I feel like there could be some legs to the intelligence causes, in my experience… It was pointed out shortly after I started frequenting this board actually. After reaffirming the relative speck of matter and knowledge I am, I found myself very depressed for a good couple of weeks… I don’t think I have fully worked my way back out of that funk. I seem to have adopted a more pessimistic attitude towards aspects of life that weren’t necessarily the case prior my submersion into the depths of Philosophy… The need to come here was born out of the relative vacuum I had worked myself into regarding intellectual stimulation… Prior to reading the various threads I had really numbed myself and was only concerned with the reality that appeared on the surface, and in that state of mind I feel it’s difficult to really be depressed. When you can surround yourself with mindless activities, One has little time to realize whether they are depressed or not.
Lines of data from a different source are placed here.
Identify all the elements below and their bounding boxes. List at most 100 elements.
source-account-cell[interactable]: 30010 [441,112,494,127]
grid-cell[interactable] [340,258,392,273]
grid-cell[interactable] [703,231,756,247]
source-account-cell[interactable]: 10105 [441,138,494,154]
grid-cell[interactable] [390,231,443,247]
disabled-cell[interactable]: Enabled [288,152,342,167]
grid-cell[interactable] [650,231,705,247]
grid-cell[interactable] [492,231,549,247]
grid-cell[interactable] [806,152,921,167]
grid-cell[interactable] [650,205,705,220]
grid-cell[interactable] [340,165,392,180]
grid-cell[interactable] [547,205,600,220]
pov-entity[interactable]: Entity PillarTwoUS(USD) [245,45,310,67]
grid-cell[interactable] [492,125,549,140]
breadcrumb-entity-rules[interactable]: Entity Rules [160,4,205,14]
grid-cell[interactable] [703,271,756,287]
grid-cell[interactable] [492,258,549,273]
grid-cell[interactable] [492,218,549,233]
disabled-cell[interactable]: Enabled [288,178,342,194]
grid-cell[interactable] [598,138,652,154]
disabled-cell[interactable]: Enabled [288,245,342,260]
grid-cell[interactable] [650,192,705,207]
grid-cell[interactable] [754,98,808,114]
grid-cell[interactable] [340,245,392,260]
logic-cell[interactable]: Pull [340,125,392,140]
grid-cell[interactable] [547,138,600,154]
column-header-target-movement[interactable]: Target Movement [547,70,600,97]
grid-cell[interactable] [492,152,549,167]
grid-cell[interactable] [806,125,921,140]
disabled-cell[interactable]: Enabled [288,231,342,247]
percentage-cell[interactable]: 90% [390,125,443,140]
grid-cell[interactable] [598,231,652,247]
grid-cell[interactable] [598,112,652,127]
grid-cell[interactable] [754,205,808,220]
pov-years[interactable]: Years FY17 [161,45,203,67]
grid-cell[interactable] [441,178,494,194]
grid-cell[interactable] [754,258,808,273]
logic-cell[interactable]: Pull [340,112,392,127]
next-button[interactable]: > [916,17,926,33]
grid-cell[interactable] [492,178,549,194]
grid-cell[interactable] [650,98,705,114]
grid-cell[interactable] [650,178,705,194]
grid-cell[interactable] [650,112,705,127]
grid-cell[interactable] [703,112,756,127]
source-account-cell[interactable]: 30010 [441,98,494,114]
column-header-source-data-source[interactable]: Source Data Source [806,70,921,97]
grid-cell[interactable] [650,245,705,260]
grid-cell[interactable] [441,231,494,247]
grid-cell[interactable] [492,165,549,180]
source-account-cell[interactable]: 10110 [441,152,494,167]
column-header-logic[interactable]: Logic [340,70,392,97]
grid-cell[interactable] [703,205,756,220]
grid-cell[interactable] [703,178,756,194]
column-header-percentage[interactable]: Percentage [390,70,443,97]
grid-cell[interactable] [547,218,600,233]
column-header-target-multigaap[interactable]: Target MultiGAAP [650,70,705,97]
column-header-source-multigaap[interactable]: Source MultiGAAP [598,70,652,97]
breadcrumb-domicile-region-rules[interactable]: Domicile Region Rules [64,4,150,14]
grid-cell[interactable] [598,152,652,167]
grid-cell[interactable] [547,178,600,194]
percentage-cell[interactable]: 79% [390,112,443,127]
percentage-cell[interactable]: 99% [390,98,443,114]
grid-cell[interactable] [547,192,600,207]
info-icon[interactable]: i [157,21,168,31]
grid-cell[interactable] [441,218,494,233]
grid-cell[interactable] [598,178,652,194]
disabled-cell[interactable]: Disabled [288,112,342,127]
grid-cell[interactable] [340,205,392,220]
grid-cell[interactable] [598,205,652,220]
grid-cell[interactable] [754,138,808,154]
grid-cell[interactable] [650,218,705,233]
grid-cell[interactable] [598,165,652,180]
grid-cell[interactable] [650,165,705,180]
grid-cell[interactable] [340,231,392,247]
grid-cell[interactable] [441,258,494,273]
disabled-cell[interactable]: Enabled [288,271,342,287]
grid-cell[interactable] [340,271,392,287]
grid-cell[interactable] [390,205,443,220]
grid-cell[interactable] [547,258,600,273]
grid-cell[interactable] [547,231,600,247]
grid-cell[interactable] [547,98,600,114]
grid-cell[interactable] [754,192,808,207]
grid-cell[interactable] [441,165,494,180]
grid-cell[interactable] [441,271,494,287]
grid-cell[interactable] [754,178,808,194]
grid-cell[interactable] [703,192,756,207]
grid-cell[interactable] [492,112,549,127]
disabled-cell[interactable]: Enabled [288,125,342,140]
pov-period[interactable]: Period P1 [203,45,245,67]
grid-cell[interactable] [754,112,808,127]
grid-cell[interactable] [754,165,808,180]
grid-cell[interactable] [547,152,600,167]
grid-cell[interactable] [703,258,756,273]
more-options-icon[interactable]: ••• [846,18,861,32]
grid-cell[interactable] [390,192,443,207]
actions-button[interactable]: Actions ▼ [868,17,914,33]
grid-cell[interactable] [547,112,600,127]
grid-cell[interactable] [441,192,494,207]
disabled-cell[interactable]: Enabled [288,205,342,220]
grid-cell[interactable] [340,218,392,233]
It is unfortunate that man must at times, “just do, don’t think”. It causes problems of knowing when to do how much of each. But they are largely exclusive because of the limits of the mind. If the mind were greater, the doing would just increase such as to require more mind (much like PCs). The end result is the same situation of “just having to have faith” until there is time to think again later.
On the other side of that coin, it might be precisely that that leads to the depression in the first place; doing those totally mindless ‘unaware’ things that pull us closer and closer into the darkness.
Constant introspection is it’s own form of depressive insanity. At some point, one has to step away from self and simply go about doing whatever - just to be doing without constant analysis. It’s OK to take the world seriously, but we need to be careful not to take ourselves seriously inside of that lest we begin tripping over our self importance.
I sort of think that the intelligence came first. As our brains were evolving and intelligence within them, we may have been too busy trying to figure out what this wonderful tool actually was, and how to best use it to serve us, to have the time to allow ourselves to be so caught up in depression.
Of course smart people get depressed more often, they spent their whole childhood curled up in some corner of the playground with the big kids’ boots attached to their ass.
And if they are so intelligent, Tabby, I just thought of a cute little kitty, what’s keeping them from using that intelligence to realize that they are not children anymore…at least at some point, and to know that that cannot ‘touch’ them, unless they allow it to. Well, at least to work on that.
And don’t the ‘not so intelligent’ ALSO get the boot attached to their rears when they are young? hmmm? hmmm?